The boy couldn’t answer.
“Anyway,” the old man said, “what all he gone on and done proved he wanted me right then because he took me in. He looked at my satchel and I said, ‘I’m on your charity,’ and he said, ‘I’m sorry, Uncle. You can’t live with me and ruin another child’s life. This one is going to be brought up to live in the real world. He’s going to be brought up to expect exactly what he can do for himself. He’s going to be his own saviour. He’s going to be free!’ The old man turned his head to the side and spit. “Free,” he said. “He was full of such-like phrases. But then I said it. I said what changed his mind.”
The boy sighed at this. The old man considered it his master stroke. He had said, “I never come to live with you. I come to die!”
“And you should have seen his face,” he said. “He looked like he’d been pushed all of a sudden from behind. He hadn’t cared if the other three were wiped out but when he thought of me going, it was like he was losing somebody for the first time. He stood there staring at me.” And once, only once, the old man had leaned forward and said to Tarwater, in a voice that could no longer contain the pleasure of its secret, “He loved me like a daddy and he was ashamed of it!”

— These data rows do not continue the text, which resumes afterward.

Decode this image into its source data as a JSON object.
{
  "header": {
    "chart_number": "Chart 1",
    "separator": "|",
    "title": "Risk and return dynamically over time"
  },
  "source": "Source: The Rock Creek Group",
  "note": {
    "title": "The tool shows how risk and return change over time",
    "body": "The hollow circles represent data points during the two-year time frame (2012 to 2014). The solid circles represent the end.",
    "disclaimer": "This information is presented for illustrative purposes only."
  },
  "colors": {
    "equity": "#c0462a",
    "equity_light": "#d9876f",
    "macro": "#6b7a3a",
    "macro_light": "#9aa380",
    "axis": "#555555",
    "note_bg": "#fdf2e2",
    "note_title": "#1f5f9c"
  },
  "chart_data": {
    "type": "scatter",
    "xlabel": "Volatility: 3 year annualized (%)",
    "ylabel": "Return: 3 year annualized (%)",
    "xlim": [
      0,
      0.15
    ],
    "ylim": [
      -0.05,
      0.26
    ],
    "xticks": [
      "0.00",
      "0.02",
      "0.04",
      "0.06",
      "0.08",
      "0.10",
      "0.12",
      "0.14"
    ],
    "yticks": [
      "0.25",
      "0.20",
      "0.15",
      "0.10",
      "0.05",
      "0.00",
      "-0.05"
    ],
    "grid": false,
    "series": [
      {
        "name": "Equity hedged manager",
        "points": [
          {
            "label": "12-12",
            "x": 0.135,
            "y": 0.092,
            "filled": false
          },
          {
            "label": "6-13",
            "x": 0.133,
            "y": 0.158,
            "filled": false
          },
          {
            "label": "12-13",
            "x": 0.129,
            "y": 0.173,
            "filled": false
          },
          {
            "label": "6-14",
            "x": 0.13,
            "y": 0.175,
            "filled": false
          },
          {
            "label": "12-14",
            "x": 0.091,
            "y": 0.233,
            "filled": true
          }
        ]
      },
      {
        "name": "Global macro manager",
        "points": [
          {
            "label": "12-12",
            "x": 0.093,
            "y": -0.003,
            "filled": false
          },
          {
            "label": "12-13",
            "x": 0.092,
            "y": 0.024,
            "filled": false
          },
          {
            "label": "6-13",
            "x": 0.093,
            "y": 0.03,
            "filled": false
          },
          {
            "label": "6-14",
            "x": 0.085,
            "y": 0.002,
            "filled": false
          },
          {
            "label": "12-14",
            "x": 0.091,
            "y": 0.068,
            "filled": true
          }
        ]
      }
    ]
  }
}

The boy’s face had remained unmoved. “Yes,” he said, “and you had told him a bare-face lie. You never had no intention of dying.”
“I was sixty-nine years of age,” his uncle said. “I could have died the next day as well as not. No man knows the hour of his death. I didn’t have my life in front of me. It was not a lie, it was only a speculation. I told him, I said, ‘I may live two months or two days.’ And I had on my clothes that I bought to be buried in—all new.”
“Ain’t it that same suit you got on now?” the boy asked indignantly, pointing to the threadbare knee. “Ain’t it that one you got on yourself right now?”
“I may live two months or two days, I said to him,” his uncle said.
Or ten years or twenty, Tarwater thought.
“Oh it was a shock to him,” the old man said.